Fabricant de matelas reconditionnés depuis 2017, la société héraultaise Ecomatelas affiche ses ambitions grâce à l’inauguration mi-mars de sa nouvelle usine, située dans des locaux loués de 1000m² à Vendargues, près de Montpellier (Hérault). «Ce transfert à 100000 euros a permis de doubler la surface et nous avons gagné 40% de productivité. La capacité de production est montée de 800matelas par mois à 1500», se réjouit Jérémie Adjedj, cofondateur et directeur général.
La PME de 17 salariés vise 4 à 4,5 millions d’euros de ventes en 2025, après avoir réalisé 3,2 millions d’euros de chiffre d’affaires en 2024 et 2,2 millions en 2022. «Nous avons passé le cap des 10000 matelas vendus.»

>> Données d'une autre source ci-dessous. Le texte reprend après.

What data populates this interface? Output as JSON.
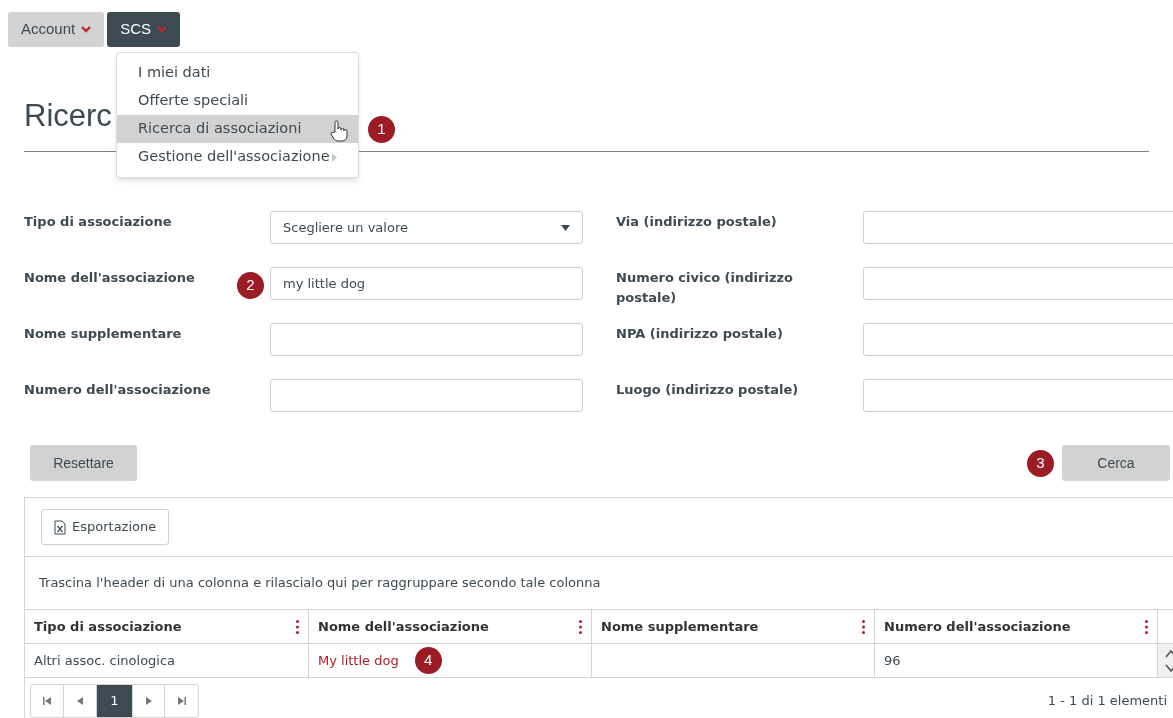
{
  "nav": [
    {
      "label": "Account",
      "selected": false
    },
    {
      "label": "SCS",
      "selected": true
    }
  ],
  "menu": {
    "items": [
      {
        "label": "I miei dati",
        "selected": false,
        "kind": "item"
      },
      {
        "label": "Offerte speciali",
        "selected": false,
        "kind": "item"
      },
      {
        "label": "Ricerca di associazioni",
        "selected": true,
        "kind": "item",
        "badge": "1"
      },
      {
        "label": "Gestione dell'associazione",
        "selected": false,
        "kind": "submenu"
      }
    ]
  },
  "page_title": "Ricerc",
  "form": {
    "left": [
      {
        "label": "Tipo di associazione",
        "kind": "select",
        "value": "Scegliere un valore"
      },
      {
        "label": "Nome dell'associazione",
        "kind": "text",
        "value": "my little dog",
        "badge": "2"
      },
      {
        "label": "Nome supplementare",
        "kind": "text"
      },
      {
        "label": "Numero dell'associazione",
        "kind": "text"
      }
    ],
    "right": [
      {
        "label": "Via (indirizzo postale)",
        "kind": "text"
      },
      {
        "label": "Numero civico (indirizzo postale)",
        "kind": "text"
      },
      {
        "label": "NPA (indirizzo postale)",
        "kind": "text"
      },
      {
        "label": "Luogo (indirizzo postale)",
        "kind": "text"
      }
    ]
  },
  "reset_button": "Resettare",
  "search_button": {
    "label": "Cerca",
    "badge": "3"
  },
  "grid": {
    "export_button": "Esportazione",
    "group_hint": "Trascina l'header di una colonna e rilascialo qui per raggruppare secondo tale colonna",
    "columns": [
      "Tipo di associazione",
      "Nome dell'associazione",
      "Nome supplementare",
      "Numero dell'associazione"
    ],
    "rows": [
      {
        "cells": [
          {
            "text": "Altri assoc. cinologica",
            "kind": "plain"
          },
          {
            "text": "My little dog",
            "kind": "link",
            "badge": "4"
          },
          {
            "text": "",
            "kind": "plain"
          },
          {
            "text": "96",
            "kind": "plain"
          }
        ]
      }
    ],
    "pager": {
      "pages": [
        {
          "label": "1",
          "selected": true
        }
      ],
      "summary": "1 - 1 di 1 elementi"
    }
  }
}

L’écart de prix avec un matelas neuf atteint 30 à 50%. Les particuliers ne sont pas les seuls à acheter des matelas reconditionnés, les professionnels représentent un quart des ventes. «Nous sommes capables de faire l’analyse du cycle de vie et calculer l’impact carbone pour chaque projet.» Ecomatelas a un site web marchand et deux boutiques, l’une à son siège de Saint-Aunès (à 10 kilomètres de Montpellier) et l’autre à Fresnes (Val-de-Marne). Elle doit en ouvrir trois autres : fin 2026 à Toulouse, puis à Bordeaux et Lyon.
La PME, qui livre partout en France, envisage d’ouvrir une seconde centrale de reconditionnement, de taille comparable à celle de Vendargues, en région parisienne. «Nous en avons besoin pour fin 2026, début 2027, planifie Jérémie Adjedj. Cela représentera un investissement de 500000 à 600000 euros et il faudra six à sept personnes pour la faire tourner.»
Un reconditionnement en cinq étapes
L’approvisionnement en matelas vient des renouvellements de l’hôtellerie, des invendus et fins de série des fabricants de literie. «Cela fait aussi partie du deal avec Recyc Matelas Europe», note Jérémie Adjedj. Cet acteur du démantèlement et de la valorisation de matelas en fin de vie a acquis la majorité de la PME héraultaise en février 2023. «Son gisement correspond bien à notre cahier des charges.»
Il faut cinq étapes pour produire un matelas reconditionné, avec une machine conçue sur mesure pour 400 000 euros en 2022 et brevetée : le déshabillage, la taille de la matière, le réassemblage (avec de la colle sans composés organiques volatils), la désinfection et le rhabillage. «Le procédé de désinfection thermique a été vérifié par Bureau Veritas, insiste Jérémie Adjedj. Nous sommes aussi labellisés anti-punaises de lit parInelp.»